所述的氣相催化氟-氯交換反應的條件為:反應壓力0.1~1.0mpa,反應溫度為360~420℃,1-氯-3,3,4,4,5,5-六氟環戊烯與無水氟化氫的摩爾比為1∶15~25,接觸時間為8~11s。
所述氟化催化劑負載于活性炭或氧化鋁介質上。
所述氣相催化氫化反應的產物流中包括1-氯-3,3,4,4,5,5-六氟環戊烯、3,3,4,4,5,5-六氟環戊烯、1,1,2,2,3,3-六氟環戊烷、1,2-二氯六氟環戊烯及氫氣,通過精餾得到1-氯-3,3,4,4,5,5-六氟環戊烯;所述的氣相催化氟-氯交換反應的產物流中包括1,3,3,4,4,5,5-七氟環戊烯以及未反應的1-氯-3,3,4,4,5,5-六氟環戊烯、無水氟化氫,通過精餾得到1,3,3,4,4,5,5-七氟環戊烯。
本發明第一步反應使用的氫化催化劑是pd與多孔性金屬氟化物組成,pd與多孔性金屬氟化物的質量百分含量為0.5%~5%、95%~99.5%,多孔性金屬氟化物為氟化鋅、氟化亞鐵、氟化鐵、氟化銅、氟化錳、氟化鈷或氟化鎳中的至少一種。其制備方法如下:將pd的可溶鹽,溶解于水,用稀鹽酸調節溶液ph值為4~6,得到浸漬液,其中pd可溶鹽為硝酸鈀、醋酸鈀或氯化鈀;在常壓和室溫條件下,將上述浸漬液向多孔性金屬氟化物滴加,滴加完畢后,維持浸漬1~5小時,經過濾、干燥得催化劑前驅體;將上述催化劑前驅體在氮氣保護下,溫度100~200℃干燥5~10小時,然后升溫至250~350℃焙燒5~10小時,再用氮氣和氫氣摩爾比為4∶1的混合氣體在200~300℃活化8~20小時,制得催化劑。本發明的氫化催化劑除了多孔性金屬氟化物負載的鈀催化劑外,還可以是鈀炭催化劑、鎳系催化劑、銅催化劑、鈷催化劑、鉑系催化劑、釕催化劑、銠催化劑、銥催化劑、鋨催化劑等。但優選本發明的催化劑。采用的氫化催化劑不同,則反應條件不同,包括反應溫度、反應壓力、接觸時間以及物料的摩爾比。
本發明中的氫化催化劑的多孔性金屬氟化物氟化鋅、氟化亞鐵、氟化鐵、氟化銅、氟化錳、氟化鈷或氟化鎳按照如下方法制備:向相應的鋅、鐵、銅、錳、鈷或鎳可溶鹽的水溶液中滴加沉淀劑如氨水,使用氨水或稀硝酸調節ph值使金屬離子沉淀完全,然后過濾、干燥,得到金屬氫氧化物;所得金屬氫氧化物壓制成片劑,在氮氣氛圍下于300℃~500℃進行焙燒6~15小時;于200℃~400℃,在摩爾比為10∶1的氟化氫與氮氣組成的混合氣體活化6~15小時,從而得到多孔性金屬氟化物,用于負載活性組分制備氫化催化劑。

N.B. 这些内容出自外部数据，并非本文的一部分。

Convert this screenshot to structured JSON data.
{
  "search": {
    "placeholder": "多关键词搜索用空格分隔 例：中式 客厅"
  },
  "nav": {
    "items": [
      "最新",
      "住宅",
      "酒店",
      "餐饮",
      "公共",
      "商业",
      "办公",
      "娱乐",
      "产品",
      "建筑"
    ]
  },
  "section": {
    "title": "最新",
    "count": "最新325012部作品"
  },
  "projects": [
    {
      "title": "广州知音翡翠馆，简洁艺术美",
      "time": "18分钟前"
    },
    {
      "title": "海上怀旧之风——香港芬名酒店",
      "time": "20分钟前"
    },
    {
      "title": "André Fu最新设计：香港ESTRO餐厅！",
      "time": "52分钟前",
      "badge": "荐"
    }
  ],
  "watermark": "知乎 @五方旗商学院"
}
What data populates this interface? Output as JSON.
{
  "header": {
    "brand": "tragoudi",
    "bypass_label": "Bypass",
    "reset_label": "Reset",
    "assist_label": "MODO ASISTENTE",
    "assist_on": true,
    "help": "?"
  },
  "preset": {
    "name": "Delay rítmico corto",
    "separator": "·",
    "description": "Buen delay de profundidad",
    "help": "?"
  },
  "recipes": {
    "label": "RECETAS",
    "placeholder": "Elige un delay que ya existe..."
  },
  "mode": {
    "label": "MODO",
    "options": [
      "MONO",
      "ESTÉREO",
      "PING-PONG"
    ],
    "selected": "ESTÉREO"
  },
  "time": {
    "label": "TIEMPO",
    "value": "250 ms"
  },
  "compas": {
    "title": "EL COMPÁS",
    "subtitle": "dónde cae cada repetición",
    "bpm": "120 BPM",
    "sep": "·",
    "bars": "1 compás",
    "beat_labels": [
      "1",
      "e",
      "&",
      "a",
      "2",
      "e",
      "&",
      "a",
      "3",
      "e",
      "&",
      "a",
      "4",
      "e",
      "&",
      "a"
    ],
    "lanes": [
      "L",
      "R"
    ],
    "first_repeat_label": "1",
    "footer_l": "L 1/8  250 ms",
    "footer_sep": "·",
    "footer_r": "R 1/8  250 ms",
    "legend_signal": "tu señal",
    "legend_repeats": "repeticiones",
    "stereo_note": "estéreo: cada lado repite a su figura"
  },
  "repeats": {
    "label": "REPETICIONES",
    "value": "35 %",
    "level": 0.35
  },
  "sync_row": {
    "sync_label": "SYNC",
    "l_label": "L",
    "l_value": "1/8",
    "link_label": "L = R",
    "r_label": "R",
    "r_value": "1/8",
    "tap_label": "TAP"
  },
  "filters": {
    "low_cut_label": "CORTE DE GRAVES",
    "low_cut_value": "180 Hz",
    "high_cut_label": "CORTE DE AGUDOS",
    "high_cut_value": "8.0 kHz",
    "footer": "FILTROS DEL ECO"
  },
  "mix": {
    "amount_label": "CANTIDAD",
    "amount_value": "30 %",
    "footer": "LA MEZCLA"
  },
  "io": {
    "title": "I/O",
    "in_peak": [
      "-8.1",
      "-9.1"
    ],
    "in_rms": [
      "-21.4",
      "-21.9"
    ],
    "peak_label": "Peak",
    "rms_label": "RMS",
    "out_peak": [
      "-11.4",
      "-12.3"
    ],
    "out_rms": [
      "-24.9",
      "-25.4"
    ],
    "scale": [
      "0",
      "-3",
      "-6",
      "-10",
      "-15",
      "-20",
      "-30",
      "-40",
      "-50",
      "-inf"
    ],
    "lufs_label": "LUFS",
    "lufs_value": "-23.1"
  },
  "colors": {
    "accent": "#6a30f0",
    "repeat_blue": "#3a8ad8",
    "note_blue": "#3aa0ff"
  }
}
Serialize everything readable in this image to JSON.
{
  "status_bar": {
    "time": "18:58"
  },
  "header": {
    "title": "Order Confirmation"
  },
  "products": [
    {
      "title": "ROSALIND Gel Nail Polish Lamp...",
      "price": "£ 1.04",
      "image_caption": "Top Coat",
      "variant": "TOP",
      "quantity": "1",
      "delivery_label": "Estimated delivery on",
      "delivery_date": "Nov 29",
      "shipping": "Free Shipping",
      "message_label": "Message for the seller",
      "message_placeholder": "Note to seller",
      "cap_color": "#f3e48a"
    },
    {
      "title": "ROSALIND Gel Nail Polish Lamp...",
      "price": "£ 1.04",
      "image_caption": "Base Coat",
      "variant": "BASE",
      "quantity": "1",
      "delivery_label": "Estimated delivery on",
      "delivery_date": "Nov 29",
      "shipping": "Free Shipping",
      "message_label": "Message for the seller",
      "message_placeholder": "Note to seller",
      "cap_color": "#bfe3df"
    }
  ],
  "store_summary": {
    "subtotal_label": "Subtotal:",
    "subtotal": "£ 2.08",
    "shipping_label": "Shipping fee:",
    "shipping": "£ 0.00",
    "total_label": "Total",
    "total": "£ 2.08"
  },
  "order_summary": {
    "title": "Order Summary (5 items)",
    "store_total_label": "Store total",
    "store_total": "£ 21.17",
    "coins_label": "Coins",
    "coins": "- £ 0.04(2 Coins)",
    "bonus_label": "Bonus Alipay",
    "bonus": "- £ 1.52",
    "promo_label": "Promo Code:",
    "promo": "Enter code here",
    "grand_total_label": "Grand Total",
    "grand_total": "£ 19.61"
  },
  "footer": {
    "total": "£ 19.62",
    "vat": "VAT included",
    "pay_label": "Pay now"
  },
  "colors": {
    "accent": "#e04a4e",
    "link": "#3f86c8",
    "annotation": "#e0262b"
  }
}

本發明第二步反應使用的氟化催化劑可以是氧化鉻,氟化的氧化鉻,氧化鐵,氟化的氧化鐵,負載于活性炭、氟化鋁、氟化鎂上的氧化鉻,含有多種金屬(如zn、co、ni、ge、in等)的氧化鉻等。采用的氟化催化劑不同,則反應條件不同,包括反應溫度、反應壓力、接觸時間以及物料的摩爾比。
本發明用于第一步反應和第二步反應的反應器類型不是關鍵,可以使用管式反應器,流化床反應器等。另外,絕熱反應器或等溫反應器亦可用。
本發明的優點:
(1)本發明的合成路線新穎,未見其他公開文獻報道;
(2)原料1,2-二氯六氟環戊烯易得,且價格低廉;
(3)本發明可實現零污染生產1,3,3,4,4,5,5-七氟環戊烯,第一步反應和第二步反應通過循環系統,可以使物料反應完全,實現物料的充分利用,從而大大減少污染,實現生產的零污染。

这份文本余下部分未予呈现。